Le décès de Brigitte Bardot, "mythe" du cinéma français et compagne de route du FN/RN de la famille Le Pen, a une nouvelle fois relancé un vieux débat, celui de la "relation" entre les œuvres d’art et celles/ceux qui les produisent, celui des rapports entre la qualité de diverses activités artistiques et le comportement de celles/ceux qui les pratiquent avec (ou sans) talent.
 
"Peut-on séparer l’artiste de son œuvre ?" voilà une question répétée à l’envi et déclinée de toutes les manières. Peut-on concrètement rendre hommage à Bardot, et à ce qu’elle a représenté à une époque ou à son combat obstiné en faveur de la cause animale, alors qu’elle était une raciste notoire, d’ailleurs condamnée par la justice de son pays à de nombreuses reprises pour ses innombrables propos et écrits haineux ?
 
Voilà qu’est posée la discussion de curieuse manière. Les êtres humains ne sont pas des saucissons que l’on peut découper en tranches, en fonction des polémiques du jour. Il ne s’agit pas de "séparer" qui que ce soit ou quoi que ce soit, de construire une muraille entre les différentes facettes d’une personnalité. Les êtres humains sont des êtres complexes, traversés par de multiples contradictions et soumis à quantité de tensions.
 
Ils divergent sur leur vision du monde et de l’existence ; ils défendent des opinions ―politiques ou philosophiques― différentes ; ils ont une conception variable de l’éthique. Ils ne sont jamais totalement des "saints" ou des "démons", mais certains franchissent parfois la ligne rouge de l’inadmissible pour toute vie en société.
 
Il serait par conséquent illusoire de penser que les "artistes" pourraient échapper aux turpitudes et paradoxes de notre espèce, qu’ils pourraient constituer une "caste d’individus supérieurs" surplombant le commun des mortels, épargnés par les incohérences de tout un chacun, "parfaits" à tout point de vue.
 
On peut être un personnage infréquentable, un salaud, un délinquant, un criminel, un raciste, un sexiste, un fasciste, un violent, un belliciste, un alcoolique ou un héroïnomane, et néanmoins posséder de réels "talents artistiques", qui peuvent légitimement être appréciés par beaucoup.
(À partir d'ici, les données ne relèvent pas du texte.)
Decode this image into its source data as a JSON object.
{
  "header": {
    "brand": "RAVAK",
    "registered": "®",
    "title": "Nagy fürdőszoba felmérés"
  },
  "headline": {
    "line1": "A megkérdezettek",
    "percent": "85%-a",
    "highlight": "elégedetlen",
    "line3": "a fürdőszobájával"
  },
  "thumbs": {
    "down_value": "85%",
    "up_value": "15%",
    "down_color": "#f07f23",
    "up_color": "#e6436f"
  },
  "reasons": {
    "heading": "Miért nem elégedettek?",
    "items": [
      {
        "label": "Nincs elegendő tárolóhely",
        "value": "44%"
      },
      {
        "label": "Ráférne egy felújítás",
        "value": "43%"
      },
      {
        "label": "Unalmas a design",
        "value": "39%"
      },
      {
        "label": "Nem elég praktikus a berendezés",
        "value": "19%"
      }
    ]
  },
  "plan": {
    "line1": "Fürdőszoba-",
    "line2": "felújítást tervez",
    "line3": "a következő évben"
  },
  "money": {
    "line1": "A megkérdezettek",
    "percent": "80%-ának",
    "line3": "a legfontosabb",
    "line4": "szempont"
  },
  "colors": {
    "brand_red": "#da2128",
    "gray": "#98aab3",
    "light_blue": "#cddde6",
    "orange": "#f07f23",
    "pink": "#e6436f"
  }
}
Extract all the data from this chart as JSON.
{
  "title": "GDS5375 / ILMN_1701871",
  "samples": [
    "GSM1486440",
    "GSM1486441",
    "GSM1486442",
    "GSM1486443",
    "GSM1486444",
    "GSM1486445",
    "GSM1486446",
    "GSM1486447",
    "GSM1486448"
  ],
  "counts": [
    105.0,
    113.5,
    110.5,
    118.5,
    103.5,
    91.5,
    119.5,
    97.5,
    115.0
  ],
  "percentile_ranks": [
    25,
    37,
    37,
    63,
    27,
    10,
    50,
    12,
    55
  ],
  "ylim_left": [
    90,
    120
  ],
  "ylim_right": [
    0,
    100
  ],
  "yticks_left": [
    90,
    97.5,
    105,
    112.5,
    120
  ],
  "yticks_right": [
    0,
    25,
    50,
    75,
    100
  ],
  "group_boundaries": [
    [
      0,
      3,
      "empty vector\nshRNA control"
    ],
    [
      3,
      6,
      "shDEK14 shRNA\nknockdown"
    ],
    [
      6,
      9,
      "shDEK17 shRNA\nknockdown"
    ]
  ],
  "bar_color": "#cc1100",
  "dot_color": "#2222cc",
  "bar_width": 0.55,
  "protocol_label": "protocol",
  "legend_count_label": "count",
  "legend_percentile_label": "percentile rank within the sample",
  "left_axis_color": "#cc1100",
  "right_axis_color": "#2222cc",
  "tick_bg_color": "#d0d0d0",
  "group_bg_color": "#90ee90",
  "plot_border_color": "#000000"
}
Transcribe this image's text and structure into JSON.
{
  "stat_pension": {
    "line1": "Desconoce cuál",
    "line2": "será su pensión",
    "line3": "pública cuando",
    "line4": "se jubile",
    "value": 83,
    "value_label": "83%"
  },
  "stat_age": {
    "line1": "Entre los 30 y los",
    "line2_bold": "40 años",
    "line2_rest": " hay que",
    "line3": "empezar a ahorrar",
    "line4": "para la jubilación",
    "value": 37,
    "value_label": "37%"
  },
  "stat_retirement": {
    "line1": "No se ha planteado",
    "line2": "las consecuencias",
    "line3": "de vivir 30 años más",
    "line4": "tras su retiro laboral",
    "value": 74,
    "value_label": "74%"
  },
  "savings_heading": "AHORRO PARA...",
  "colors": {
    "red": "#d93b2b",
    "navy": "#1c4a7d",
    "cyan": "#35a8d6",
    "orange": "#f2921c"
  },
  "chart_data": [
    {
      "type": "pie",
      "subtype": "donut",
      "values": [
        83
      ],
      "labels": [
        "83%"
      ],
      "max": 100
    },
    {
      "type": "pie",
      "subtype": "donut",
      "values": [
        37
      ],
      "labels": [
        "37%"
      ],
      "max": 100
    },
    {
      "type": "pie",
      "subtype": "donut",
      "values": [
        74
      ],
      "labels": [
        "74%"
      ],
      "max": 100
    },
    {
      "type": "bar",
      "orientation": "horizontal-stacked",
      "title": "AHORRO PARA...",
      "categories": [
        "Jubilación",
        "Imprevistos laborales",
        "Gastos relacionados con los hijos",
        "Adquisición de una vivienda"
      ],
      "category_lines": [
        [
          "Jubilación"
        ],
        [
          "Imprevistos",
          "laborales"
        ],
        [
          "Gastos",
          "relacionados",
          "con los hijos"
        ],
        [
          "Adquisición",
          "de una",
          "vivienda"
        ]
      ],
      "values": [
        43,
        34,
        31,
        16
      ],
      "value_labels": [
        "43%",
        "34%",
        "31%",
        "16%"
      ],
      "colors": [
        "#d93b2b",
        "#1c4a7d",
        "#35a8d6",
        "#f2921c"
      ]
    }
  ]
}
Dans le cas contraire, il faudrait revisiter toute l’ "histoire de l’art" et jeter aux oubliettes une majorité de "créateurs/créatrices" pour déficit d’humanisme !
 
Ainsi, il serait inacceptable d’aimer la poésie d’Aragon qui, durant toute une période de sa vie, a justifié les crimes de Staline et soutenu le régime dictatorial du "socialisme réellement existant" ! Ainsi, il serait inacceptable de lire "Voyage au bout de la nuit" de Céline, antisémite revendiqué ! Ainsi, fréquenter les textes du Marquis de Sade serait une abjection ! Ainsi, il faudrait mettre au pilon les albums de Tintin eu égard le comportement d’Hergé durant la seconde guerre mondiale ! Ainsi, il faudrait retirer de sa "playlist" un Ferré ou un Brel, peu avares en digressions misogynes, un Montand qui entretenait des relations troubles avec les (très jeunes) femmes, ou un Michael Jackson, réputé pédophile ! Que dire par ailleurs de ces cinéastes ou comédiens qui se comportèrent en délateurs ou calomniateurs à l’époque du maccarthysme, que dire d’une Marylin Monroe ou d’un John Wayne soutiens de l’impérialisme US lors des guerres de Corée ou du Vietnam ? Et que dire de Roman Polanski ou de Woody Allen prédateurs sexuels ?
 
Une liste des cas problématiques serait ici interminable.
 
Dans le domaine "artistique", un(e) "artiste" doit d’abord être évalué(e) ou estimé(e) à son "art". Évidemment, en la matière, il n’existe pas une vérité révélée ; les opinions des uns et des autres seront toujours discutables et discutées. Ce qui est positif, car sans pluralisme d’opinions, aucune "démocratie" possible.
 
Tout ceci ne signifie aucunement que l’on soit dupe de personnalités douteuses ―pour de multiples raisons―, que l'on soit indifférent au "côté obscur" d’auteurs ou d’autrices de romans, de chanteurs ou de chanteuses, d’acteurs ou d’actrices, de réalisateurs ou de réalisatrices, d'"artistes" quel(le)s qu’ils/qu’elles soient.
 
Au demeurant, il n’est jamais interdit de parier sur l’intelligence critique du public et la sagesse populaire malgré l’inquiétant bruit de fond de notre temps amplifié par les réseaux (a-)sociaux.
 
Sauf à désespérer définitivement de l’espèce humaine !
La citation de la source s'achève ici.